In this dispensation, Diepreye Alamieseigha is the governor, the first civilian administrator the state is having since its creation. At the maiden summit of the 17 southern governors in August last year at the Eko Tourist Beach, Akodo in Lagos, his name provided a therapeutic elixir in the hall before the deliberations commenced. The task of introducing the respective state chief executives fell on Mr. Dele Alake, the Lagos State Commissioner for Information and Strategy. While Alake had no problem introducing other governors, in the case of Alamieyeseigha, he had to call the name three times before he got the correct pronunciation. Basking in the attention that generated, an obviously elated and vivacious Alamieyeseigha raised his thumb and counted "one, two, three times" to jocularly tell his fellow governors that he was different from the rest of them. Such is the man's sense of humour. At that meeting, he was sitting beside Dr. Peter Odili, the Governor of Rivers State, from where Bayelsa was created.
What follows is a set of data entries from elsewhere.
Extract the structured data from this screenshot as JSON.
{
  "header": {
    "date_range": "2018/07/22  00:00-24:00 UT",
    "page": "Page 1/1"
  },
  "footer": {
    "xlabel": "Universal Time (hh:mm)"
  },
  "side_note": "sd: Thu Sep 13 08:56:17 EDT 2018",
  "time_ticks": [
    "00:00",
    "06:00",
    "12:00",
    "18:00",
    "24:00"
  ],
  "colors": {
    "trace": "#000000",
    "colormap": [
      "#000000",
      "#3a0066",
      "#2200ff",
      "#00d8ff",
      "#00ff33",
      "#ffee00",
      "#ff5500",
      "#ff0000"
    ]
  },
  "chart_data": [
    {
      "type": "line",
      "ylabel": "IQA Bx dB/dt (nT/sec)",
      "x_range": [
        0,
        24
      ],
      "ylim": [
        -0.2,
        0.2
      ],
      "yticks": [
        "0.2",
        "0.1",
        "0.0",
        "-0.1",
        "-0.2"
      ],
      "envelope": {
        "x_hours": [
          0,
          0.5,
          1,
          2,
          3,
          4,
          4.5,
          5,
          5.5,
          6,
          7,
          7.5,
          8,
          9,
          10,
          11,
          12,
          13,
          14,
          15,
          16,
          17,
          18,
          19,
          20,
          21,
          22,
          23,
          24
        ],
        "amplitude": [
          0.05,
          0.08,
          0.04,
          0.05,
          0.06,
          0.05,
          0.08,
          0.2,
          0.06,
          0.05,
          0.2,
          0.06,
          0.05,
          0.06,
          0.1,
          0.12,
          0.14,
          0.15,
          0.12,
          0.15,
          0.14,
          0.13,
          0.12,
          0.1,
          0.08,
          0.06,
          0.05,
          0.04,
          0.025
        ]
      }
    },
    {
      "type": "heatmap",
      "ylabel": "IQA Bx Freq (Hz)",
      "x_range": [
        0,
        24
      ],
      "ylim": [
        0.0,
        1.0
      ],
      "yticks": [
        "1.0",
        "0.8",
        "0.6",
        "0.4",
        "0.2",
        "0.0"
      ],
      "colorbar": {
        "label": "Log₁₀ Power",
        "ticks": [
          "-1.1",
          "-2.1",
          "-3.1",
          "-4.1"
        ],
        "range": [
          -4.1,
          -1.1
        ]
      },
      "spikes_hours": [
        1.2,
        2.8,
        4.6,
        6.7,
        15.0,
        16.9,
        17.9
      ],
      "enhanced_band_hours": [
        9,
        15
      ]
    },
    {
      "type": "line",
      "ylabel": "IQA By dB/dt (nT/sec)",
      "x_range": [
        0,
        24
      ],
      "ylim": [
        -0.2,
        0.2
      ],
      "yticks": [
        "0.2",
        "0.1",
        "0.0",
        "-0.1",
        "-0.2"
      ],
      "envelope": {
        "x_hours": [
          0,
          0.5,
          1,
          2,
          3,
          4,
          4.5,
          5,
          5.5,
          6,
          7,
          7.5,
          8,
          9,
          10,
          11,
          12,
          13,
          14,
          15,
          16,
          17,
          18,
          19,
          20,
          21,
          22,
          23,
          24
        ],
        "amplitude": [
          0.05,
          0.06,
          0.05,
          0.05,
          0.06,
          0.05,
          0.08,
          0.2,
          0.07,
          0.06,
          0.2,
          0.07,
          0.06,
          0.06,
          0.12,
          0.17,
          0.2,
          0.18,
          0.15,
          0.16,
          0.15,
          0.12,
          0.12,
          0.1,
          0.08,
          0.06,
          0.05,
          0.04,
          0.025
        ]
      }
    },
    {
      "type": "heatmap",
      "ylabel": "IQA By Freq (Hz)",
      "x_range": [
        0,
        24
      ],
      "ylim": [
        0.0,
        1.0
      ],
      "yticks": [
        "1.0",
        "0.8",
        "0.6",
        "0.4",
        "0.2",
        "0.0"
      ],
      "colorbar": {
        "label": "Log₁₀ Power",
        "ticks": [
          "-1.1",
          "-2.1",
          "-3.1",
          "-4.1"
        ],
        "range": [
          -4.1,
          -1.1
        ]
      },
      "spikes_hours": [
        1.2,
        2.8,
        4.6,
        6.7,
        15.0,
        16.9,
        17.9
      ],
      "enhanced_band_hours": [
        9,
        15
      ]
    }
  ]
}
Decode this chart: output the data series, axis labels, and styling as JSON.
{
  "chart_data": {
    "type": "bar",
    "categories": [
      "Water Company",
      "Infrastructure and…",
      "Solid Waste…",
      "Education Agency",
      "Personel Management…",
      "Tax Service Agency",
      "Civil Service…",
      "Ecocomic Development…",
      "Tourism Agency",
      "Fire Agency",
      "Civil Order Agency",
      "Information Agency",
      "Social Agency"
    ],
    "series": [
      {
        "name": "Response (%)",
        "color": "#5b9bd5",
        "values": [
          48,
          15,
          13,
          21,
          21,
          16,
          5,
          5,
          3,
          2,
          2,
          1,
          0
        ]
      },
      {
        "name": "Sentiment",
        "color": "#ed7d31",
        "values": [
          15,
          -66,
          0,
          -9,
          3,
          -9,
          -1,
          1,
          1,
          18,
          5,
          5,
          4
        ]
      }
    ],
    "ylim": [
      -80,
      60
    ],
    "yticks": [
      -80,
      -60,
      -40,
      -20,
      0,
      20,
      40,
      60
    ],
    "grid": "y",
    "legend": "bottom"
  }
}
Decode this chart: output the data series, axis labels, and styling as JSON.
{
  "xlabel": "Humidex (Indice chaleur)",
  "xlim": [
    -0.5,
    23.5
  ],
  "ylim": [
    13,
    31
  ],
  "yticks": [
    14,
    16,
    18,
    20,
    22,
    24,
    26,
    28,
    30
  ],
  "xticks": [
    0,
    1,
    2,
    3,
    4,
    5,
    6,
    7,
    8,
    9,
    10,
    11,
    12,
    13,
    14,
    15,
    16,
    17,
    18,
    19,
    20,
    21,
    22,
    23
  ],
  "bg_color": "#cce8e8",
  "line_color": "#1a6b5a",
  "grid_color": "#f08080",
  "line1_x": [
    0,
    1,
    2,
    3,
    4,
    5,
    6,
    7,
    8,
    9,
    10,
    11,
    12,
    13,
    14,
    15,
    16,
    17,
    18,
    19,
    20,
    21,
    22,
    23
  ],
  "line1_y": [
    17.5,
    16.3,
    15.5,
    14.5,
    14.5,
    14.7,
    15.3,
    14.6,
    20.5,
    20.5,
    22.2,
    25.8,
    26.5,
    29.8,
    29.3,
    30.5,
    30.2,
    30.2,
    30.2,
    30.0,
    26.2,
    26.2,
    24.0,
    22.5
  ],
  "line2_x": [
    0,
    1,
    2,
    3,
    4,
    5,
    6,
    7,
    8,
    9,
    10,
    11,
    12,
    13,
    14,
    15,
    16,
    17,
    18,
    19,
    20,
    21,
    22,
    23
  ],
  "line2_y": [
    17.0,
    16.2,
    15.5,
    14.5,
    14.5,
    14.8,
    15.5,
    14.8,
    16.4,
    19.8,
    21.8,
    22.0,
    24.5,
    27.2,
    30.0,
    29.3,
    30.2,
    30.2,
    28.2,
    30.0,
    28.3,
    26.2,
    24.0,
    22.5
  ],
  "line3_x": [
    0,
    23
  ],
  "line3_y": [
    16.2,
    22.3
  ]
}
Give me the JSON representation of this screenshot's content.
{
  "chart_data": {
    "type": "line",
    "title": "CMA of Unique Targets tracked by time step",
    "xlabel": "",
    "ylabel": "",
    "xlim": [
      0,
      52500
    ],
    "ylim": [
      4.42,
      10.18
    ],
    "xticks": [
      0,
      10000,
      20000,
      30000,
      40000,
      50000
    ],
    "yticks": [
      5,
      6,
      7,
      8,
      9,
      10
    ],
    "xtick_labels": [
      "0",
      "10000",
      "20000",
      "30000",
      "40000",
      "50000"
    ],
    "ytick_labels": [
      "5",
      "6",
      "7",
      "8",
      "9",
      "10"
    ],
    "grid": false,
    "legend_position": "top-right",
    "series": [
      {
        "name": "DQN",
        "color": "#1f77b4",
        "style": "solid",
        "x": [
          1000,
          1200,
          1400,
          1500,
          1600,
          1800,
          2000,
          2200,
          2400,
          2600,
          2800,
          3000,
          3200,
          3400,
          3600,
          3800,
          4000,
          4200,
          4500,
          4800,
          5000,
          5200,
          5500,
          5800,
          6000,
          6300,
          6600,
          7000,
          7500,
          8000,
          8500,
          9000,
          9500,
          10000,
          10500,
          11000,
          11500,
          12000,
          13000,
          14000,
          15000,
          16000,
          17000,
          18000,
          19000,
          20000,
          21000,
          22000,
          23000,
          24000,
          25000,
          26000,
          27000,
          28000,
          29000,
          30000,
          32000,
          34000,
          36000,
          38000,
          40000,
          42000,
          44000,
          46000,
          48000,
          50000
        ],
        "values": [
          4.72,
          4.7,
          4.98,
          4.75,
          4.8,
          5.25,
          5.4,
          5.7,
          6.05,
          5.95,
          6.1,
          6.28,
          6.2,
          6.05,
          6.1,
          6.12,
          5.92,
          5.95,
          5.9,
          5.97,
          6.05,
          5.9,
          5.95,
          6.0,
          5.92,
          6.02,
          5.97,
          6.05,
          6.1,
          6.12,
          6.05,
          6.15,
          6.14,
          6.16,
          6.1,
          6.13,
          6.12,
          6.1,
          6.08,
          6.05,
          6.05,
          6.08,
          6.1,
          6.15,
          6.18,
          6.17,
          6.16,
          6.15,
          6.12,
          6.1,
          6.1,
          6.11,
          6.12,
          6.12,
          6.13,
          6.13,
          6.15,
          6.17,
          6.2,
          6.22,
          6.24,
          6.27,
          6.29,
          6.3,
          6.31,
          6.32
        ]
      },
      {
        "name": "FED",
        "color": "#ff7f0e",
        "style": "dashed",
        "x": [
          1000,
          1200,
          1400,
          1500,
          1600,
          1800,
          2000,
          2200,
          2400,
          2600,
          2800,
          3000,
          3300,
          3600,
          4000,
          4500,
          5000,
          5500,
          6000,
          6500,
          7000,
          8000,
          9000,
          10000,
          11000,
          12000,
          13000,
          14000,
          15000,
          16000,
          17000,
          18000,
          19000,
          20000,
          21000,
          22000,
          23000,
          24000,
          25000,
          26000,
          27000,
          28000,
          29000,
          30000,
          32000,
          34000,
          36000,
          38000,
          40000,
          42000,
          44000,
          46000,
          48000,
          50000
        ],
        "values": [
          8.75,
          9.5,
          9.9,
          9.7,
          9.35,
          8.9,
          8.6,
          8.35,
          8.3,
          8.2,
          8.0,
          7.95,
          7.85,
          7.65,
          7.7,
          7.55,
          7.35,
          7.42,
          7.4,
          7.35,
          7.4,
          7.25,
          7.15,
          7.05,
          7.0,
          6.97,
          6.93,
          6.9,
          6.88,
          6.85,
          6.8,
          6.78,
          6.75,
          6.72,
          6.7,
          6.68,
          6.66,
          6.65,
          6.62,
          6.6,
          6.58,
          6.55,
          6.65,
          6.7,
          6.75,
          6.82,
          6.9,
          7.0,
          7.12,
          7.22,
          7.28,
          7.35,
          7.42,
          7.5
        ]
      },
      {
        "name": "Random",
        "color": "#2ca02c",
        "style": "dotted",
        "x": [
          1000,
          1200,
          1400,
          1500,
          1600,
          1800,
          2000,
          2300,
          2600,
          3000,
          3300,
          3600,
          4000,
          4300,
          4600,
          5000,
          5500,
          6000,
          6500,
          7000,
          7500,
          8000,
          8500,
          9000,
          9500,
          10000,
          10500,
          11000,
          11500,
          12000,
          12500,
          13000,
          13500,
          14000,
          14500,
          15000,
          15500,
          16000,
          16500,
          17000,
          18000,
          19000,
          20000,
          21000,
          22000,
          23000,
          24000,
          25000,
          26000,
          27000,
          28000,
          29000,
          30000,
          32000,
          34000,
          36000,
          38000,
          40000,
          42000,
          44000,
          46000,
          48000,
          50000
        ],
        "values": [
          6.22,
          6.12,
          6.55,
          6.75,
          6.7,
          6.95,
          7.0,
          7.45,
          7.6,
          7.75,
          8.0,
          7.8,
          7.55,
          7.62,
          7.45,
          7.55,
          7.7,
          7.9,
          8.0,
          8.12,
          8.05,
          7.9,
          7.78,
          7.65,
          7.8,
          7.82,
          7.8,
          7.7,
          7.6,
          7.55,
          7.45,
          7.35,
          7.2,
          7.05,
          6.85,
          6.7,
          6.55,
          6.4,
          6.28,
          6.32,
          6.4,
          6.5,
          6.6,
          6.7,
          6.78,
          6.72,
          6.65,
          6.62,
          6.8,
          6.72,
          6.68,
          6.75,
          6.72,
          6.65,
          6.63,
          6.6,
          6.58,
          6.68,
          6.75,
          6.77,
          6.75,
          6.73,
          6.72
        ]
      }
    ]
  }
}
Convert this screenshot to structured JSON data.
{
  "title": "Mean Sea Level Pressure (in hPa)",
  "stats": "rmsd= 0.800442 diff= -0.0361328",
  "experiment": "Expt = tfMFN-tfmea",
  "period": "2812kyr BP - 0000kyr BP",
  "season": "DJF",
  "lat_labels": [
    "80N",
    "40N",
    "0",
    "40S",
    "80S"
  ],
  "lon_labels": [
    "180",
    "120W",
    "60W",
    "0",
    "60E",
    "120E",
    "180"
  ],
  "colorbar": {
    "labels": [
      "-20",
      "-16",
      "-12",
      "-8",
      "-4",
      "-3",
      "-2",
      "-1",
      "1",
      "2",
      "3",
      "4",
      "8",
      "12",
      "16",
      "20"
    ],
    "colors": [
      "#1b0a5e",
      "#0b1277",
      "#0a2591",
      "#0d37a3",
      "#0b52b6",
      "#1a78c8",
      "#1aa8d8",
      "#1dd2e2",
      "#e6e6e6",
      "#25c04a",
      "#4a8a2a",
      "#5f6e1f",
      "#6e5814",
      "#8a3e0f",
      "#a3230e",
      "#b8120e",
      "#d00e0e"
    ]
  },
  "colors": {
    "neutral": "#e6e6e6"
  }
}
The two sister-states, early in this administration, had been at loggerheads over a number of issues like the siting of the headquarters of the Niger Delta Development Commission (NDDC) set up by the Federal Government and administration and funding of the University of Science and Technology, Portharcourt, jointly owned by both states.



Apart from the absence of physical infrastructure, many people in the state, until recently perhaps, lived in a state of siege because there was neither peace nor security. There was constant youth unrest and inter-communal uprising. These were traceable to the deep feeling of marginalisation the people, especially the youths had. There was a palpable anger at the various multi-nationals operating in the area. Embassies and high commissions warned their nationals in Nigeria against doing business in Bayelsa State. For any governor, there could not be a more challenging task.



When Odi community was bombed very early in this administration, Alamieyeseigha was attending a convention of his party, the People's Democratic Party (PDP) and he had to leave the convention the moment the news got to him. Though, obviously out of political expediency, the governor did not castigate the federal authorities for the destruction and violence that was visited on Odi, it was apparent he did not like the handling of the situation by the Obasanjo Administration. At the end of the day, it was the state government that had to reconcile the people, rehabilitate the displaced and rebuild and reconstruct the structures destroyed in the carnage.



Today, there are so many opposing forces in the state and many complain about the governor's style of leadership, which they say tends to be dictatorial. But recently, the committee set up by the PDP to investigate allegations of corruption against him cleared him and claimed that the signatures attributed to him were fake though the committee did not name those who faked the governor's signature.



The bomb incident at the State House of Assembly a day before the impeachment of the then speaker, Mr. Heineken October Lokpobiri in June, showed how vicious the opposing forces in the state and the extent politicians in the state can be to get even with opponents and detractors. Ironically, Lokpobiri was the governor's candidate for the post of Speaker of the Bayelsa House of Assembly and both men were very good political associates before the relationship went sour.



The task before Alamaieyeseigha is to reconcile all the aggrieved in Bayelsa State. He can do it. A state like Bayelsa cannot afford to be a house divided against itself. It needs all hands to be deck to lift the state up from the present level of backwardness. That is the challenge before Alamieyeseigha. That is the path he must tread.